Reading in the Brain as a Machine Learning Model

The words GRAPHEME and PHONEME are behind a translucent illustration of a person reading.

In the book Reading in the Brain: The New Science of How We Read, Stanislas Dehaene takes us on a tour of the brain that drills down to the neuron-level of reading. Among the hundreds of interesting facts in the book (doctors have identified the specific neuron that a patient with epilepsy used to recognize Jennifer Aniston, for example), Dehaene makes a case for humans being faster – and more capable – than computers.

First let’s consider a scanner that can convert a scanned page of a book into text. For every word, computers will examine each letter sequentially. Each letter that is considered will eliminate many words (for instance, if the first letter is “c” then any word that starts with a letter other than “c” is discarded. By the time the scanner gets to the end of the word, all the words in the computer’s memory will be eliminated except for one.

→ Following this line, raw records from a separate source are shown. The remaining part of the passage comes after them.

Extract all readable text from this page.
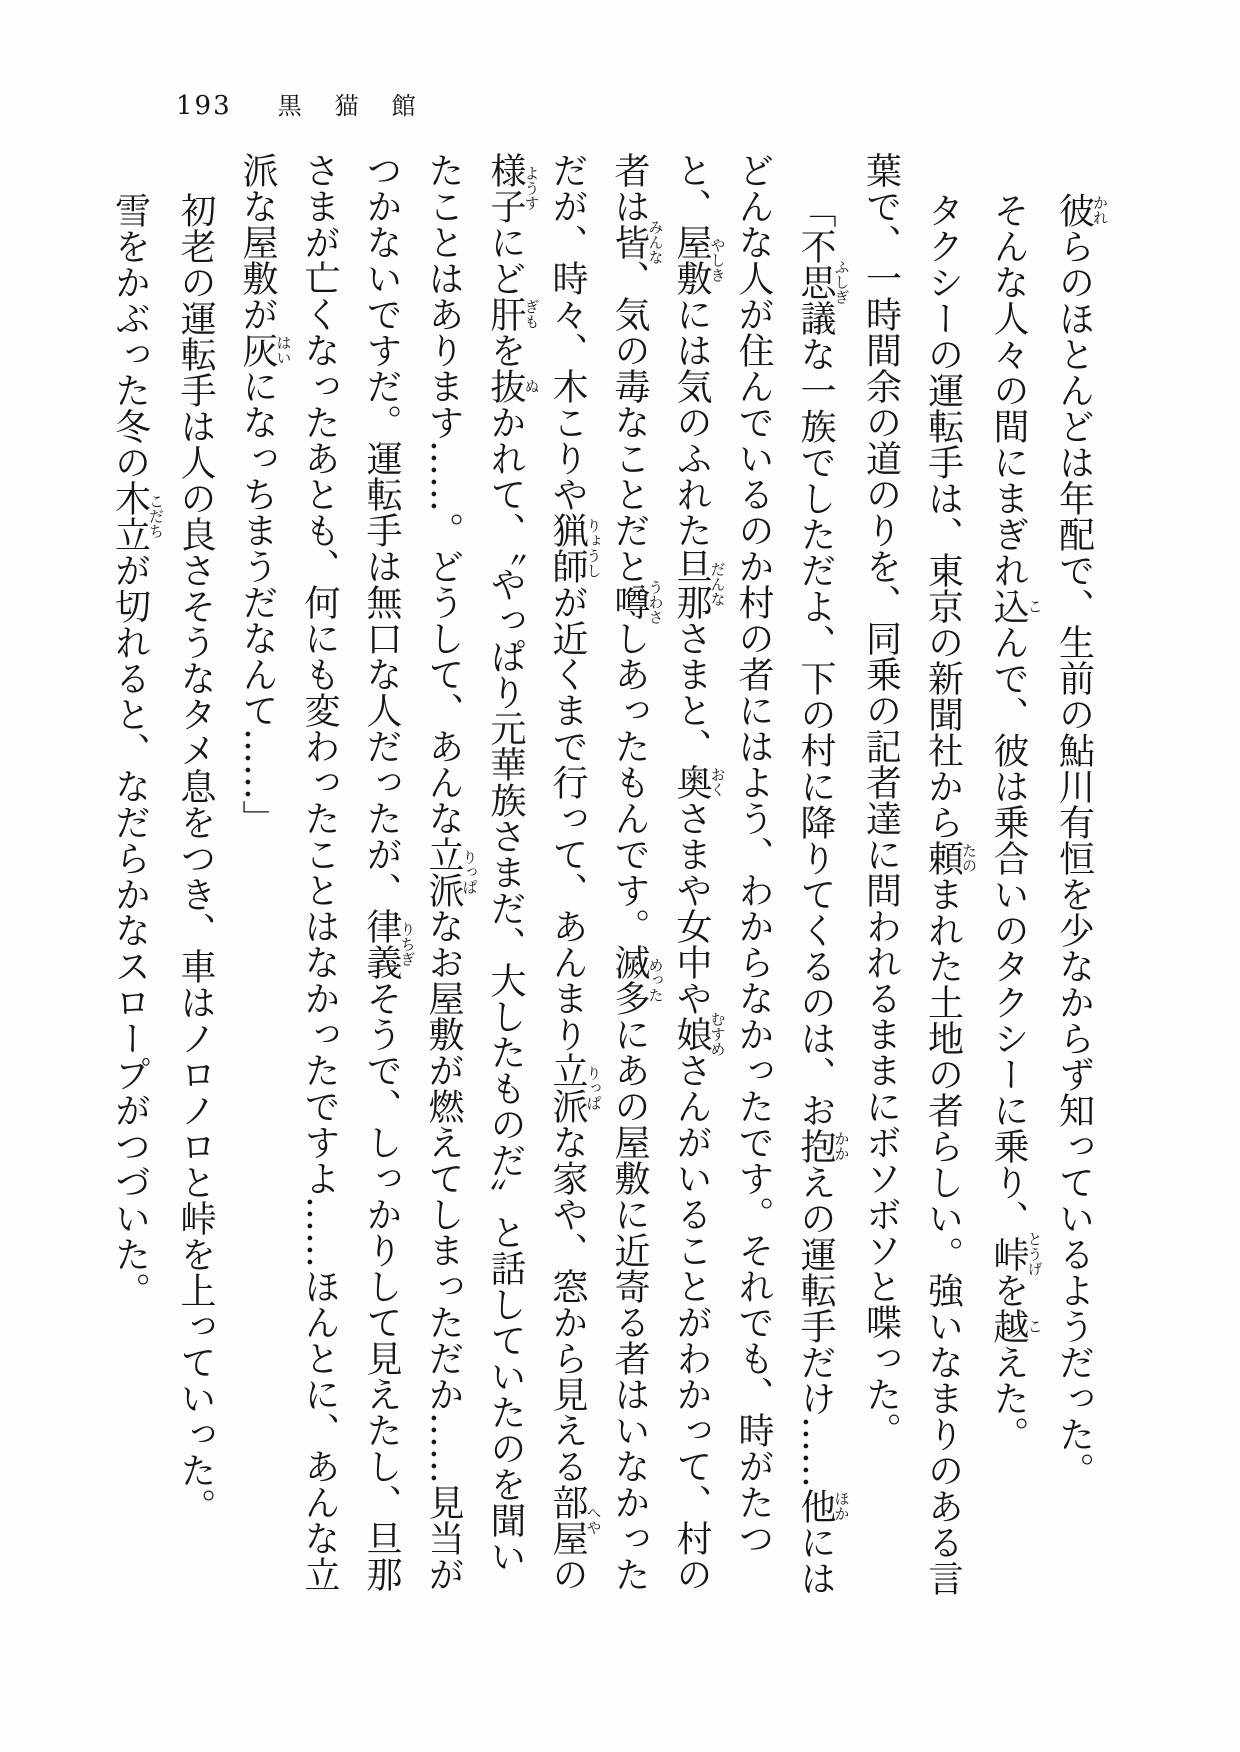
193 黒猫館

彼かれらのほとんどは年配で、生前の鮎川有恒を少なからず知っているようだった。

そんな人々の間にまぎれ込こんで、彼は乗合いのタクシーに乗り、峠とうげを越こえた。

タクシーの運転手は、東京の新聞社から頼たのまれた土地の者らしい。強いなまりのある言葉で、一時間余の道のりを、同乗の記者達に問われるままにボソボソと喋った。

「不思議ふしぎな一族でしただよ、下の村に降りてくるのは、お抱かかえの運転手だけ……他ほかにはどんな人が住んでいるのか村の者にはよう、わからなかったです。それでも、時がたつと、屋敷やしきには気のふれた旦那だんなさまと、奥おくさまや女中や娘むすめさんがいることがわかって、村の者は皆みんな、気の毒なことだと噂うわさしあったもんです。滅多めったにあの屋敷に近寄る者はいなかっただが、時々、木こりや猟師りょうしが近くまで行って、あんまり立派りっぱな家や、窓から見える部屋へやの様子ようすにど肝ぎもを抜ぬかれて、〝やっぱり元華族さまだ、大したものだ〟と話していたのを聞いたことはあります……。どうして、あんな立派りっぱなお屋敷が燃えてしまっただか……見当がつかないですだ。運転手は無口な人だったが、律義りちぎそうで、しっかりして見えたし、旦那さまが亡くなったあとも、何にも変わったことはなかったですよ……ほんとに、あんな立派な屋敷が灰はいになっちまうだなんて……」

初老の運転手は人の良さそうなタメ息をつき、車はノロノロと峠を上っていった。

雪をかぶった冬の木立こだちが切れると、なだらかなスロープがつづいた。
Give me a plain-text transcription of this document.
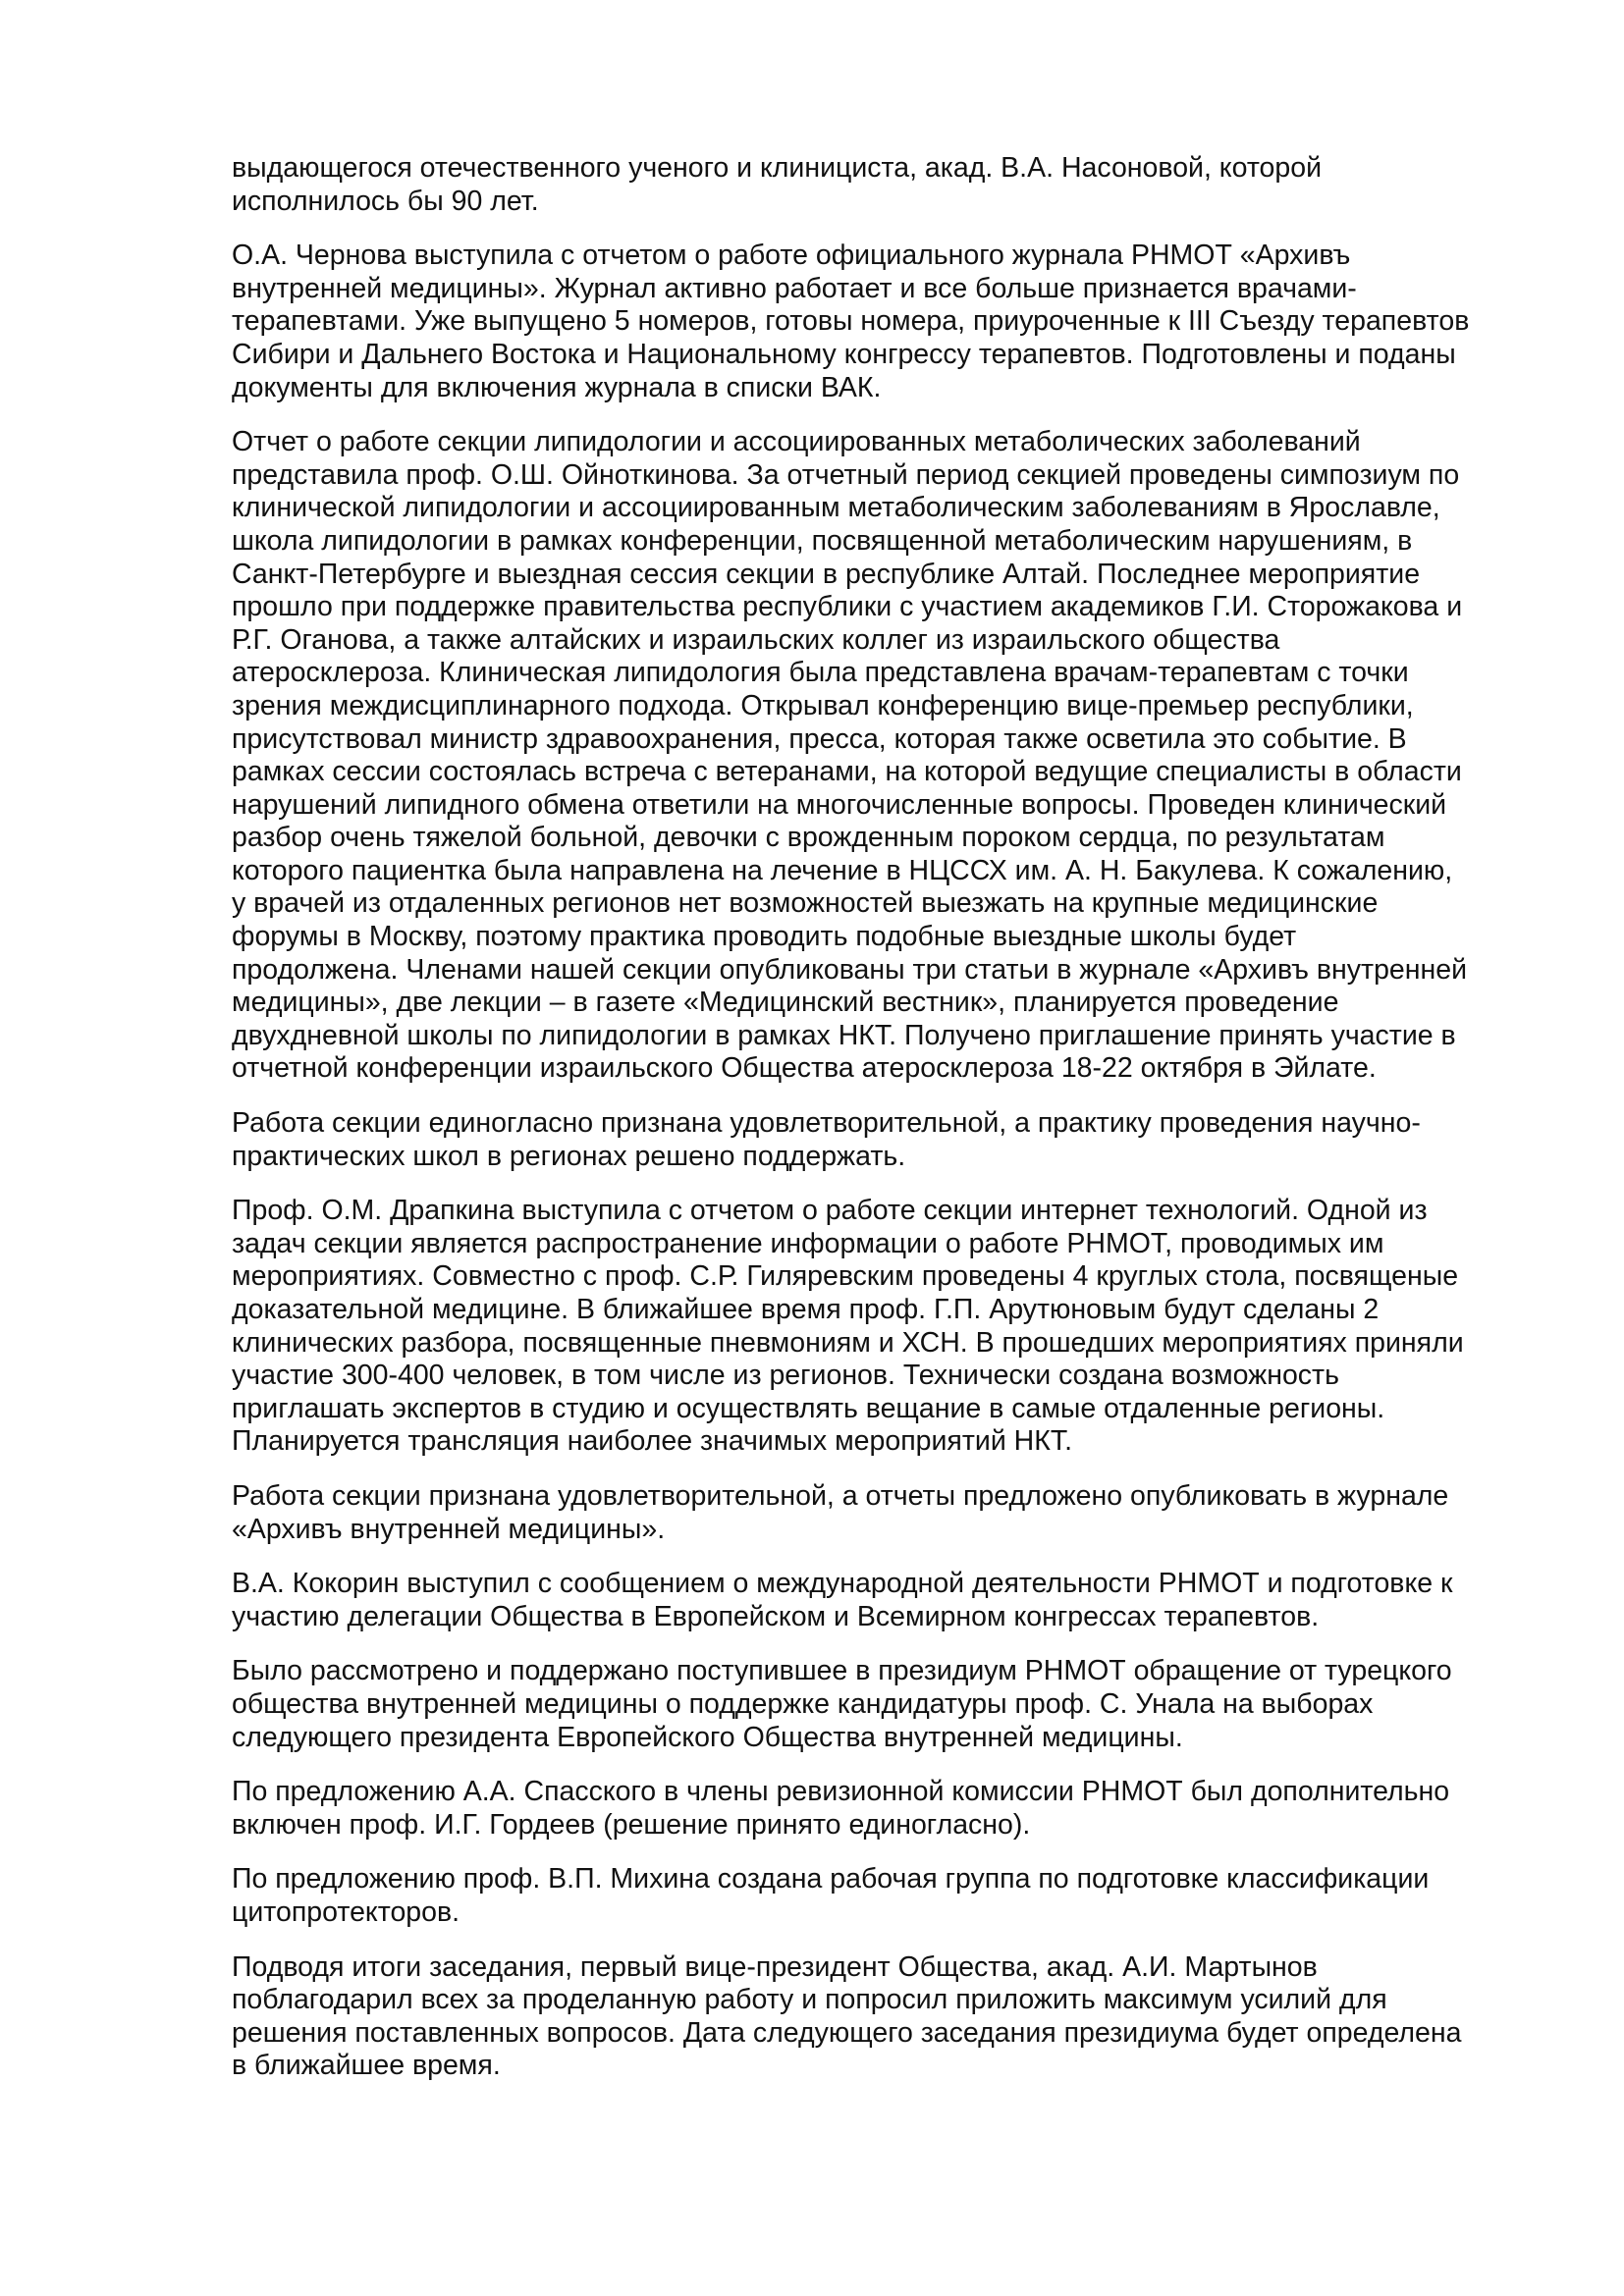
выдающегося отечественного ученого и клинициста, акад. В.А. Насоновой, которой
исполнилось бы 90 лет.

О.А. Чернова выступила с отчетом о работе официального журнала РНМОТ «Архивъ
внутренней медицины». Журнал активно работает и все больше признается врачами-
терапевтами. Уже выпущено 5 номеров, готовы номера, приуроченные к III Съезду терапевтов
Сибири и Дальнего Востока и Национальному конгрессу терапевтов. Подготовлены и поданы
документы для включения журнала в списки ВАК.

Отчет о работе секции липидологии и ассоциированных метаболических заболеваний
представила проф. О.Ш. Ойноткинова. За отчетный период секцией проведены симпозиум по
клинической липидологии и ассоциированным метаболическим заболеваниям в Ярославле,
школа липидологии в рамках конференции, посвященной метаболическим нарушениям, в
Санкт-Петербурге и выездная сессия секции в республике Алтай. Последнее мероприятие
прошло при поддержке правительства республики с участием академиков Г.И. Сторожакова и
Р.Г. Оганова, а также алтайских и израильских коллег из израильского общества
атеросклероза. Клиническая липидология была представлена врачам-терапевтам с точки
зрения междисциплинарного подхода. Открывал конференцию вице-премьер республики,
присутствовал министр здравоохранения, пресса, которая также осветила это событие. В
рамках сессии состоялась встреча с ветеранами, на которой ведущие специалисты в области
нарушений липидного обмена ответили на многочисленные вопросы. Проведен клинический
разбор очень тяжелой больной, девочки с врожденным пороком сердца, по результатам
которого пациентка была направлена на лечение в НЦССХ им. А. Н. Бакулева. К сожалению,
у врачей из отдаленных регионов нет возможностей выезжать на крупные медицинские
форумы в Москву, поэтому практика проводить подобные выездные школы будет
продолжена. Членами нашей секции опубликованы три статьи в журнале «Архивъ внутренней
медицины», две лекции – в газете «Медицинский вестник», планируется проведение
двухдневной школы по липидологии в рамках НКТ. Получено приглашение принять участие в
отчетной конференции израильского Общества атеросклероза 18-22 октября в Эйлате.

Работа секции единогласно признана удовлетворительной, а практику проведения научно-
практических школ в регионах решено поддержать.

Проф. О.М. Драпкина выступила с отчетом о работе секции интернет технологий. Одной из
задач секции является распространение информации о работе РНМОТ, проводимых им
мероприятиях. Совместно с проф. С.Р. Гиляревским проведены 4 круглых стола, посвященые
доказательной медицине. В ближайшее время проф. Г.П. Арутюновым будут сделаны 2
клинических разбора, посвященные пневмониям и ХСН. В прошедших мероприятиях приняли
участие 300-400 человек, в том числе из регионов. Технически создана возможность
приглашать экспертов в студию и осуществлять вещание в самые отдаленные регионы.
Планируется трансляция наиболее значимых мероприятий НКТ.

Работа секции признана удовлетворительной, а отчеты предложено опубликовать в журнале
«Архивъ внутренней медицины».

В.А. Кокорин выступил с сообщением о международной деятельности РНМОТ и подготовке к
участию делегации Общества в Европейском и Всемирном конгрессах терапевтов.

Было рассмотрено и поддержано поступившее в президиум РНМОТ обращение от турецкого
общества внутренней медицины о поддержке кандидатуры проф. С. Унала на выборах
следующего президента Европейского Общества внутренней медицины.

По предложению А.А. Спасского в члены ревизионной комиссии РНМОТ был дополнительно
включен проф. И.Г. Гордеев (решение принято единогласно).

По предложению проф. В.П. Михина создана рабочая группа по подготовке классификации
цитопротекторов.

Подводя итоги заседания, первый вице-президент Общества, акад. А.И. Мартынов
поблагодарил всех за проделанную работу и попросил приложить максимум усилий для
решения поставленных вопросов. Дата следующего заседания президиума будет определена
в ближайшее время.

Now let’s look at a human brain. There are a few things to marvel at here:

  1. Most people know at least 50,000 words (roughly).
  2. When we look at a word, we do not compare it to every word we know, letter by letter. When we look at a word, we compare that word with every word we know – all at once!!!
  3. Generally speaking, humans take the same amount of time to read a word – regardless of length (unlike computers where the length of the word directly corresponds to the time to process).
  4. Humans are better than computers at error correcting (computers get derailed when things aren’t spelled right – we don’t).

We can do this because of the concept of a neural network; all our neurons work together to solve problems in a massively interconnected way. Neural networks are related to artificial intelligence and instrumental to the “deep learning” that computers do. It’s helpful to understand what a neural network is since AI is so prominent in the public conscience.

Let’s look at an excerpt from Dahaene’s book (page 42). First we’ll consider the allegory of An Assembly of Daemons and then we’ll look at a practical example of how the brain uses nature’s neural networks to read a word by recognizing features of letters that inform letters that then inform words:


An Assembly of Daemons

This lively metaphor holds that the mental lexicon can be pictured as an immense semicircle where tens of thousands of daemons compete with one another. Each daemon responds to only one word, and makes this known by yelling whenever the word is called and must be defended. When a letter string appears on the retina, all the daemons examine it simultaneously.

Those that think that their word is likely to be present yell loudly. Thus when the word “scream” appears, the daemon in charge of the response to it begins to shout, but so does its neighbor who codes for the word “cream.” “Scream” or “cream”? After a brief competition, the champion of “cream” has to yield—it is clear that his adversary has had stronger support from the stimulus string “s-c-r-e-a-m.” At this point the word is recognized and its identity can be passed on to the rest of the system.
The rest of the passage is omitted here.